Select the Windows collector installer version, and configure aggregator address and collector group that where device belongs to. Configure the email address in the Send installers link section.

Select Send Request and a pop-up dialog box will be shown below:

An email will be sent to the configured recipient email address as shown in the screenshot below. Select the appropriate FortiEDR installer file to download respectively for 32-bit and 64-bit Windows machines.

Create a distribution point in the AD server. In the AD server, create a new folder and place the FortiEDR MSI installer.

Add domain computers into the Share Permissions list for domain Windows machines to access the distribution package.

In AD server, access Start -> Server Manager -> Tools -> Group Policy Management. Under Forest, access to Domains -> Group Policy Objects -> 'Right-click' -> Select New and give a meaningful name, eg. FortiEDR Deployment.

Under Security Filtering, configure to add either users, groups, or computers involved in FortiEDR deployment.

Configure FortiEDR MSI installer as part of the software installation package. To do this, 'right-click' on the newly created GPO 'FortiEDR Deployment' and select Edit.

Access to Computer Configuration -> Policies -> Software Settings -> Software Installation. 'Right-click' on Software Installation -> New -> Package and select the MSI installer from the shared folder/network path (eg. \\IRIZ-KVM23\FortiEDR) created previously.

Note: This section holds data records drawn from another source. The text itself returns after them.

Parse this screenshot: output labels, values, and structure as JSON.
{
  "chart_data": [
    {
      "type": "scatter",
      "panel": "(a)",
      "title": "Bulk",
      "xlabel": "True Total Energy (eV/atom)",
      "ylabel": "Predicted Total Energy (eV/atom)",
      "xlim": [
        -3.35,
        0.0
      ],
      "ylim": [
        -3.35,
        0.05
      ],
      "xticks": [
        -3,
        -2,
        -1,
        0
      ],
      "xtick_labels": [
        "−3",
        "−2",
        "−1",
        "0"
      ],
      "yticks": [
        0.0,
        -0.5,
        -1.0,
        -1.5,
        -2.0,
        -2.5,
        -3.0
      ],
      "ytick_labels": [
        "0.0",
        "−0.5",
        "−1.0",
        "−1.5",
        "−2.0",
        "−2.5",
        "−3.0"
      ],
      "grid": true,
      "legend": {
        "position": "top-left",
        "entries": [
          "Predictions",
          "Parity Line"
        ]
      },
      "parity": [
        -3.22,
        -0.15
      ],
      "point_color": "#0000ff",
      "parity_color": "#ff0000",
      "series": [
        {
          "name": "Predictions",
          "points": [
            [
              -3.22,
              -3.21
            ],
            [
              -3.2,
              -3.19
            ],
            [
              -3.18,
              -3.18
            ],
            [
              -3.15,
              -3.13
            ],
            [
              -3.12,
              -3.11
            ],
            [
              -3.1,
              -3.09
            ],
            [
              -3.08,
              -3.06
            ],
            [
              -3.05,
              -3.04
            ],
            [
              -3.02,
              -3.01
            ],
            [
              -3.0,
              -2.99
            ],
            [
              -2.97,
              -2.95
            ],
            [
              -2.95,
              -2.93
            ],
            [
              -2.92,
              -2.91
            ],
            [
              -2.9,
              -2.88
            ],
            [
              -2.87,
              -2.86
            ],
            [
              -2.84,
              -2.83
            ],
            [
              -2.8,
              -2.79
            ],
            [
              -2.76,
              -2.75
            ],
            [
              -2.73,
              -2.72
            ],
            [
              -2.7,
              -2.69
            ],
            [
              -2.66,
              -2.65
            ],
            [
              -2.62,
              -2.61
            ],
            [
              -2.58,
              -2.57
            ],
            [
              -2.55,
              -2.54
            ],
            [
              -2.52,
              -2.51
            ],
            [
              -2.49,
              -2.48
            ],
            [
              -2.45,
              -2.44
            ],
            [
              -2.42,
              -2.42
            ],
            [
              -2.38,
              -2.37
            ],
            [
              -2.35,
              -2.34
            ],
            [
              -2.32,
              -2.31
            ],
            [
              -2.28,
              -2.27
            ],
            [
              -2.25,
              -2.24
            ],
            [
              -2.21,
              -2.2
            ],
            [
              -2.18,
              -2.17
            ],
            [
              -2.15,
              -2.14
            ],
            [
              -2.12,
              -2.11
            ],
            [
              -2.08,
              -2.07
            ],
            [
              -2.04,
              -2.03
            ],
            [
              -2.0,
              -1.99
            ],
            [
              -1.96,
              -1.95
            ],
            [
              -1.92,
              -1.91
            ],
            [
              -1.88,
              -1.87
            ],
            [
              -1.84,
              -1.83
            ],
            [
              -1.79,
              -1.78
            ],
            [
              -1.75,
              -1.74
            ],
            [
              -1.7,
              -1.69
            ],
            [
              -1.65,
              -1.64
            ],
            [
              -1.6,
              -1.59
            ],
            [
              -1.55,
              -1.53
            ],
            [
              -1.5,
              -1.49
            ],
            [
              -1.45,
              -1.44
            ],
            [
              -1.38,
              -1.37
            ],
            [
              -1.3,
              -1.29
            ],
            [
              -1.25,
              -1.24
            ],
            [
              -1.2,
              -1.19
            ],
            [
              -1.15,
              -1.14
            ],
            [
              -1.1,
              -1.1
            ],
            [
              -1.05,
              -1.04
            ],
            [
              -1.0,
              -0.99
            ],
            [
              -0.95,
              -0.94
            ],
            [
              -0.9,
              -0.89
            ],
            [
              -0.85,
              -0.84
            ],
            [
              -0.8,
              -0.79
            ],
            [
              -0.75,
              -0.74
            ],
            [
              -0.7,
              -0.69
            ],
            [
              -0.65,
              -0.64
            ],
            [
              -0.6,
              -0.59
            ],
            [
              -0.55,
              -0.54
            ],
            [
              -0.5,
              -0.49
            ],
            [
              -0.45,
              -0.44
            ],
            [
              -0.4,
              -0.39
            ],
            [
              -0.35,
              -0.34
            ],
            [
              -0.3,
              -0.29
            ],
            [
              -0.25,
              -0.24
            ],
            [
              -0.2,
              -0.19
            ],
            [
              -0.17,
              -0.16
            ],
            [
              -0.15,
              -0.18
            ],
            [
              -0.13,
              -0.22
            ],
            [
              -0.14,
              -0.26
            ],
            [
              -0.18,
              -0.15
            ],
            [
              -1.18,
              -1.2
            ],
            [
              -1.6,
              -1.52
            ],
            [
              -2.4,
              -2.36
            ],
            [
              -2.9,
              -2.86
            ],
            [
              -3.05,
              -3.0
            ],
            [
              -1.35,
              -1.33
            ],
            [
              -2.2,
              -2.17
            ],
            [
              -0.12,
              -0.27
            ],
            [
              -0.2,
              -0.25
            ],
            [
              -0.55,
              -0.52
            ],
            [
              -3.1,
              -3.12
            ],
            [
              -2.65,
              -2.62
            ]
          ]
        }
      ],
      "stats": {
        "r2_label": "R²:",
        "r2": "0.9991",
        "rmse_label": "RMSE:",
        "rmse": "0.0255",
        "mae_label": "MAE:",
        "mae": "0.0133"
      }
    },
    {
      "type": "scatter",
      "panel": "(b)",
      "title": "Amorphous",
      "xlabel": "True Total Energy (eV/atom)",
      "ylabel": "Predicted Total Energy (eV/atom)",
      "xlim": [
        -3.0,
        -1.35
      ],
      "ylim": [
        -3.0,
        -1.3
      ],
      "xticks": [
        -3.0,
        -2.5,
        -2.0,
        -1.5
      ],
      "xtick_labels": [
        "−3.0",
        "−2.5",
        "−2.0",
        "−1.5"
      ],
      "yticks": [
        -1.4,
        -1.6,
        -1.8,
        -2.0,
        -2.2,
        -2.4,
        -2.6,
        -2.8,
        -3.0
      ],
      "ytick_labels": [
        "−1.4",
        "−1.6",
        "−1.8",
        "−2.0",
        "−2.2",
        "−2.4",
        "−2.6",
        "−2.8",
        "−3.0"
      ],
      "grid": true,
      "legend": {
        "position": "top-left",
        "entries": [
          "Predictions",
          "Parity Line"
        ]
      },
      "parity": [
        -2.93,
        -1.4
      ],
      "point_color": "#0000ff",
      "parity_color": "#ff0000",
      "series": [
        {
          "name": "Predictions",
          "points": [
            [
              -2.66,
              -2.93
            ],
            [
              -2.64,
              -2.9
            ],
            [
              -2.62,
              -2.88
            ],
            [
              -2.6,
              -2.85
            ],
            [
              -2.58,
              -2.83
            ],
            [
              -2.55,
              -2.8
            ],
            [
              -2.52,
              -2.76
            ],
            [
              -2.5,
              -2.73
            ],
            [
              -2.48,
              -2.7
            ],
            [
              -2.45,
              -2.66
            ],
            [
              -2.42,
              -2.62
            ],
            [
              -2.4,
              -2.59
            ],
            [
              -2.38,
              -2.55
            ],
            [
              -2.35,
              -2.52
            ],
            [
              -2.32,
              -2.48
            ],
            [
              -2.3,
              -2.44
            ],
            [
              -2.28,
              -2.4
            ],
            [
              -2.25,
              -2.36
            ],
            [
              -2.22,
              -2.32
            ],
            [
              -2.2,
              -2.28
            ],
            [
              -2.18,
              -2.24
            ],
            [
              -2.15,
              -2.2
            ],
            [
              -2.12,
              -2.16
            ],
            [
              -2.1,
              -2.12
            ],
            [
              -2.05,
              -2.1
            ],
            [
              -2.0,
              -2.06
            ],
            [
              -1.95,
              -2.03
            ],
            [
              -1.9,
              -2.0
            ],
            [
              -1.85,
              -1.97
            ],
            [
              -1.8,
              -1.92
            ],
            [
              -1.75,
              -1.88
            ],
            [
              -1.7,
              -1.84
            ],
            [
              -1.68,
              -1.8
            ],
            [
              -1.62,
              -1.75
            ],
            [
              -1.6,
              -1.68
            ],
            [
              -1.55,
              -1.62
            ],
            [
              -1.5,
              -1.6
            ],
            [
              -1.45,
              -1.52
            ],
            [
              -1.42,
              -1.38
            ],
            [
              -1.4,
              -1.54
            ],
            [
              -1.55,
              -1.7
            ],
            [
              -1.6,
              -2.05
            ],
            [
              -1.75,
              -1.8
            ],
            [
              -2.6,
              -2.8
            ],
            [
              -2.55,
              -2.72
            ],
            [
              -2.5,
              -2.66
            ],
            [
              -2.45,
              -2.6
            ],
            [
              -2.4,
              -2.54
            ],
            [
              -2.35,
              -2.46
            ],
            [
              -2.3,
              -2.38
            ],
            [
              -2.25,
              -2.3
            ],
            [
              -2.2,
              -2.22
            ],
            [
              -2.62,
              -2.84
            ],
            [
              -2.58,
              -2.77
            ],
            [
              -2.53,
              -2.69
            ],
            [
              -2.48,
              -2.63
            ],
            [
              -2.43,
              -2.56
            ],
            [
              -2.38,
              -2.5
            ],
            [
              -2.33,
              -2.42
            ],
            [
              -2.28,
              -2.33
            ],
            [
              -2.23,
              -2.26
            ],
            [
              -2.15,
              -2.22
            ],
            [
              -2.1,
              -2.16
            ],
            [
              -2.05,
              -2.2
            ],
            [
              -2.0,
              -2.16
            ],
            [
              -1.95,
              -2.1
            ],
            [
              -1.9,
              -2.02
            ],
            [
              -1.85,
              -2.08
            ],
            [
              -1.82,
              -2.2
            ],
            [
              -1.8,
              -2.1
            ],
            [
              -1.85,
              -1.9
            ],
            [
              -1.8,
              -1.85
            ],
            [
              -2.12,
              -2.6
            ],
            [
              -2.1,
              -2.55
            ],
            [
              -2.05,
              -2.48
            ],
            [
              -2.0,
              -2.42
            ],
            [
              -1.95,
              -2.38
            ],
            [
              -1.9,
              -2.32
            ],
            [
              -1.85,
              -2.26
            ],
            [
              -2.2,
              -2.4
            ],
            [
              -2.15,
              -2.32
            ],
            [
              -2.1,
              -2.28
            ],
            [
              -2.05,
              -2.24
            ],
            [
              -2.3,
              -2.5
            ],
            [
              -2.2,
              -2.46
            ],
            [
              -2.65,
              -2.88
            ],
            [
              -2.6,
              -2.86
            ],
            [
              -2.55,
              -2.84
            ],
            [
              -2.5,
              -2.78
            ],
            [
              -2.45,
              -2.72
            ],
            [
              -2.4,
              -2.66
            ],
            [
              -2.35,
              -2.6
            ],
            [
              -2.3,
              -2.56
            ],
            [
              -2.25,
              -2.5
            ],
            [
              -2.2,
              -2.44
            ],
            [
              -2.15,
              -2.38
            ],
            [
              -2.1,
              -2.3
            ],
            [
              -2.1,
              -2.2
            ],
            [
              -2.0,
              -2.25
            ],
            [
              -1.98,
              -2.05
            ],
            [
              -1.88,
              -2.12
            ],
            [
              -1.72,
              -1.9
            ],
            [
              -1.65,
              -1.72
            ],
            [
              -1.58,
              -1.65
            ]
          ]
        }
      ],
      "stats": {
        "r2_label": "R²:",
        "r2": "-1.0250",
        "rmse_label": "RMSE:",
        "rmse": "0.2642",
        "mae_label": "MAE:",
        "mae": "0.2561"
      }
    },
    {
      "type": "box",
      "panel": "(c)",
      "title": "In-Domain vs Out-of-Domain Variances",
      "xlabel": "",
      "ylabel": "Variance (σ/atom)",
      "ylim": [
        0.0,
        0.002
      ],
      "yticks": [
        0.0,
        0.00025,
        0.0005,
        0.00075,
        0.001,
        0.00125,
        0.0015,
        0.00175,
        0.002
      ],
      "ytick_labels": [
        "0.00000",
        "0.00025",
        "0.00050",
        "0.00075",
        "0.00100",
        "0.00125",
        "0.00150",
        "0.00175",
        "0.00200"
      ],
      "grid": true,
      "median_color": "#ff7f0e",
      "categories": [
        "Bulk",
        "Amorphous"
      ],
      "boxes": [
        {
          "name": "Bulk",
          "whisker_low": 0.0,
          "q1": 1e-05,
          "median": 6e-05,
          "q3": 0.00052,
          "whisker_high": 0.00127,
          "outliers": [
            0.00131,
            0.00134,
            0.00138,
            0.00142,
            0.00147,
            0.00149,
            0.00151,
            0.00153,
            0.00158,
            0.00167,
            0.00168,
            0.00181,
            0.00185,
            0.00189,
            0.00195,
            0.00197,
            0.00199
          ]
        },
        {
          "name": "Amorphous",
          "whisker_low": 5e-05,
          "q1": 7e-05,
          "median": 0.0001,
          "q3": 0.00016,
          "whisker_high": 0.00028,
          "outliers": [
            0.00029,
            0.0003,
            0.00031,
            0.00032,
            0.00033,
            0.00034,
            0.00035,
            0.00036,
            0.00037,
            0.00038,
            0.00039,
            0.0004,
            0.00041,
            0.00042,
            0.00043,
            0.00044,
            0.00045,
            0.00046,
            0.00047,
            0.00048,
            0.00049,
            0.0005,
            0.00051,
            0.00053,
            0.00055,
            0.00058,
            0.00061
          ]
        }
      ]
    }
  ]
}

When prompted to select deployment method, select Assigned.

In the Group Policy Management window, 'right-click' on domain name and select Link an existing GPO.

Select the group policy object 'FortiEDR Deployment'.

To force updating all group policies in workstations, in the command prompt (running as administrator), execute the command 'gpupdate /force'.

A reboot is required for the FortiEDR collector to be installed upon the next logon.